3. WJC said that if he had gone into Afghanistan, he’d have more than 20,000 troops. Well, GWB probably would to if the NATO troops weren’t there also.
4. Richard Clarke seems to be heavily on WJC’s mind, as he promoted Clarke’s book countless times as being the definitive bible on the Clinton Administration’s efforts regarding combating bin Laden and his terror network. Problem is that, if Byron York’s excerpt above is any indication, Clarke’s retrospective isn’t as flattering as WJC seems to think it is. (I’ll check the library to see whether the book is available there.)
5. The CIA, the FBI and the “entire military” hated the then commander-in-chief wouldn’t “allow” him to act against bin Laden. So why didn’t he and his administration have the discipline to make the president’s case if “killing bin Laden” was the most important thing ever? Never mind. Forget I asked.
6. The rightwing and the Bush Administration are selling fear, according to WJC. Interestingly said. In his way—and probably inadvertently…maybe—the former president accused the right of selling the same commodity that all terrorists are selling, by the very definition of the word.
7. Again with the “right-wing conspiracy.” That mode of counterattack on WJC’s part lets me know that I was right about this being a calculated move. It fired up the base, alright, because, more than being logical, more than attempting to do what’s best for the country, a good portion of the hardcore left wants the ability to “tell off the right.” (That’s what trolling is about.) And when their champion does it on live TV and all over the internet, that means more that whether the objective truth was told.
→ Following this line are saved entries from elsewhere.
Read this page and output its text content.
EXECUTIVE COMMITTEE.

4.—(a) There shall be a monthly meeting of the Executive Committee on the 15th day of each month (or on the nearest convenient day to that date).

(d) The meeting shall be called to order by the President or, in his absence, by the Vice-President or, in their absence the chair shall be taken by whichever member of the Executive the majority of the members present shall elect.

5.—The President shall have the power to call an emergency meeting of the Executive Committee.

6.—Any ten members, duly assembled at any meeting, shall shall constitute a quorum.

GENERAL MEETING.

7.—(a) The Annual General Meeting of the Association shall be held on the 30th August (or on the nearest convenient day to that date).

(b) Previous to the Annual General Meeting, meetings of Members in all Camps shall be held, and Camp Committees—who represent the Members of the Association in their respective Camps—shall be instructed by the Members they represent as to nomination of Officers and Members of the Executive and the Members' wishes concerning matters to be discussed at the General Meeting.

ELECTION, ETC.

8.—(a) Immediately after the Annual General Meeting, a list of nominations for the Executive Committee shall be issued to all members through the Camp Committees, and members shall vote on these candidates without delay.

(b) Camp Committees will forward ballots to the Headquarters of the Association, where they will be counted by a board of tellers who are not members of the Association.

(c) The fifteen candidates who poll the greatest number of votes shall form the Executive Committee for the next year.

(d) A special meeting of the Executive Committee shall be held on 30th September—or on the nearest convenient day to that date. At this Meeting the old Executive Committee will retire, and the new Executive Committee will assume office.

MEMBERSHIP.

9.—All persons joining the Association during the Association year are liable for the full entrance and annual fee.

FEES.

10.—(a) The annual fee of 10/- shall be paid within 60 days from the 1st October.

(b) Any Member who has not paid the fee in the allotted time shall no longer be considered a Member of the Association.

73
A few days ago when this story broke, Dean Esmay and Ed Morrissey opined that we other rightish bloggers should have disdained the Clinton story as old news. Obviously, I don’t agree. We all have had to deal with people who twist events around to suit their personal/professional agendas at some point in our lives; well, at least I have. In nearly all cases, I backed down and said “have it your way” and in all those cases, I wish I hadn’t. Well, the stakes are infinitely greater here and I’m not talking about Bill Clinton’s legacy. I’m talking about our national legacy--for which I think that Bill Clinton will play an ever shrinking role—one in which the truth keeps being told; no matter how much a given delusionist ex-president wags his/her finger or spouts paranoia about being ganged up on.
Because truth is part of the liberty that’s supposed to be so dear to us.
UPDATE: And the fact-checking begins. Tammy Bruce cites OBL's 1998 Grand Jury Indictment which asserts that the terror mastermind was indeed involved in Somalia.